Forse me lo ha dato la ragazzina innamorata, che forse non era una ragazzina ma una vecchia centenaria dalle mani e dai sogni di una ragazzina, o forse lo ha inventato il maestro dell’arte ceramica, vedendomi volare fuori dalla finestra e fondendo nello stupore le due parole latine che compongono il mio nome. In ogni caso, quel nome si è intrecciato a me e al mio destino ed è diventato ciò che io sono.
Guardatelo: ha dentro la mia Rotta e dice che qualcuno Sa, e che io So.
Qualcuno che sa ciò che io SO: ma chi? E cosa?
Per molto tempo era una specie di ossessione, per me.
Qualcuno SA qualcosa sulla mia ROTTA.
Sul mio destino, sul mio cammino, sulla direzione del mio viaggio.
Qualcuno, chi?
L’ho scoperto per caso, rasentando in uno dei miei voli faticosi quel confine oltre il quale viene a mancare la forza di gravità, oltre il quale si trova il punto del non ritorno.

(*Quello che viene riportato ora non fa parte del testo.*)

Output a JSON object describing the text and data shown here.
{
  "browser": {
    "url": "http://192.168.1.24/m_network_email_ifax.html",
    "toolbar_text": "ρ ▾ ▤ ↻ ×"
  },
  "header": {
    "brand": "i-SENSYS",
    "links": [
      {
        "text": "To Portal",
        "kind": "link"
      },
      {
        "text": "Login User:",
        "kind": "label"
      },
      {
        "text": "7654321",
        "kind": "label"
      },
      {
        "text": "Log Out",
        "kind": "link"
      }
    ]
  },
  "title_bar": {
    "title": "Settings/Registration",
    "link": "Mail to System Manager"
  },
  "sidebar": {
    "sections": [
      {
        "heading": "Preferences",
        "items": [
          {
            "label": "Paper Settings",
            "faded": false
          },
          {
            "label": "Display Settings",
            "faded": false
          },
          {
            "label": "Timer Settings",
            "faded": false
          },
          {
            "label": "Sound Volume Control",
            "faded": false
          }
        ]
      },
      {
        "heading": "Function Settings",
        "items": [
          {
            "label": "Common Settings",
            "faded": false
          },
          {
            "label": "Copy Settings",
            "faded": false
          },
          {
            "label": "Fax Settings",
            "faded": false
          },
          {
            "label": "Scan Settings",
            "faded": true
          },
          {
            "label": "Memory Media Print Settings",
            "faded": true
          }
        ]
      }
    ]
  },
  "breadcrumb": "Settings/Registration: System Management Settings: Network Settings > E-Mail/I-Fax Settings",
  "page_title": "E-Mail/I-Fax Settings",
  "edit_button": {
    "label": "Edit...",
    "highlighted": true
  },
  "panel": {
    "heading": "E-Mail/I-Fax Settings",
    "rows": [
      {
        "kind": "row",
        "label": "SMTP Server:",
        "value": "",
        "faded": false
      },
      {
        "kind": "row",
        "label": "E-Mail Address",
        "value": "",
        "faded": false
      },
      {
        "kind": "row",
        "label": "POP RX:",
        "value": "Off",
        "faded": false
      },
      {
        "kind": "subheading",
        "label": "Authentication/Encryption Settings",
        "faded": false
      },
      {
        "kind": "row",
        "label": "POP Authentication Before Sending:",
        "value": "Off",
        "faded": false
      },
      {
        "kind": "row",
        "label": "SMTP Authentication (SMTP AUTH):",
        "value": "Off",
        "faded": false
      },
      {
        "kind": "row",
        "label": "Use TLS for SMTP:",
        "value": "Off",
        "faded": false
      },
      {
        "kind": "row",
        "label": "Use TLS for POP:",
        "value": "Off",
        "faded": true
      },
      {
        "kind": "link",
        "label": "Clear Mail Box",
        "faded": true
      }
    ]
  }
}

E’ una specie di Terra di Nessuno, né del cielo né della terra, ed è frequentata dalle anime. Non dagli spiriti dei morti, ma proprio dalle anime dei vivi che durante i loro viaggi astrali si danno spesso appuntamento in quel lembo di spazio che voi umani chiamate in modi diversi e sempre poco appropriati: qualcuno dice mondo onirico o inconscio, qualcun altro percezione o intuito, e qualcun altro ancora si limita a dire “invisibile”, oppure occulto.
Questa ultima versione mi pare la più onesta, anche se non c’è nulla di invisibile, se si hanno gli occhi per guardare; ma voi umani continuate a dare troppo credito alle sole sensazioni visive originate dai centri nervosi delle vostre fibre oculari, e vi lasciate sfuggire il resto. Il meglio.
In quel lembo di spazio, dunque, in quella terra fatta di aria mistero e magia, io ho visto l’anima della ragazzina innamorata e ho visto l’anima del suo maestro dell’arte ceramica. Le ho viste insieme. Stavano vicine e si toccavano appena, come due amanti stanchi seduti sulla panca di una stazione sconosciuta, dove sono scesi da un treno e aspettano la prossima coincidenza.
Come due amanti stanchi, sì, ma si capiva subito che i loro corpi laggiù non si sono amati mai: lo si capiva dalla timidezza con cui si appoggiavano l’una all’altra, non dico senza confidenza ma certamente senza la sicurezza di due corpi astrali che hanno sperimentato la fusione dei loro corpi terrestri.
Eppure, nel punto in cui si toccavano, c’era una grande luce. Difficile da descrivere, credetemi, se non per contrari: immaginate due cerchi che si sovrappongono parzialmente e che nel tratto della sovrapposizione diventano più scuri, e immaginate l’opposto di quella opacità di contatto. La luce, appunto. Una specie di eclissi alla rovescia, dove il cono d’ombra produce e aumenta la luminosità. Era palese che quei due avevano a lungo ascoltato la voce dello stesso vento, e ora stavano raccontandosi i suoi racconti. E stavano anche ridendo di se stessi, di se stessi laggiù, con dolcezza e malinconia, perché laggiù sono così distanti l’uno dall’altra che riescono a fraintendersi anche a distanza: lei pensa che lui la rifiuti, lui teme che lei lo stia scambiando per un altro.
Vedendoli così vicini, non ho resistito e mi sono avvicinato anch’io e mi sono fermato davanti a loro, proprio sulla linea inondata di luce che irradiava da quel punto di contatto.
Mi hanno guardato, insieme, e insieme, all’unisono, hanno esclamato: Satorotas!
La gioia di essere stato riconosciuto è inenarrabile; posso solo dirvi che in quel momento ho sentito, sul mio fianco destro, quello dell’handicap, qualcosa come un pizzicore, o un formicolio, qualcosa a metà strada tra dolore e piacere, e ho avvertito, ho avvertito chiaramente che stava spuntandomi una seconda ala.
E anche se non la vedo ancora, anche se il mio fianco destro continua ad essere piatto e monco, vi assicuro che da quando ho incontrato le anime di quei due, i miei voli sono diventati meno faticosi: io quell’ala invisibile continuo a sentirla. E so che prima o poi riuscirò anche a spiegarla, durante i miei voli.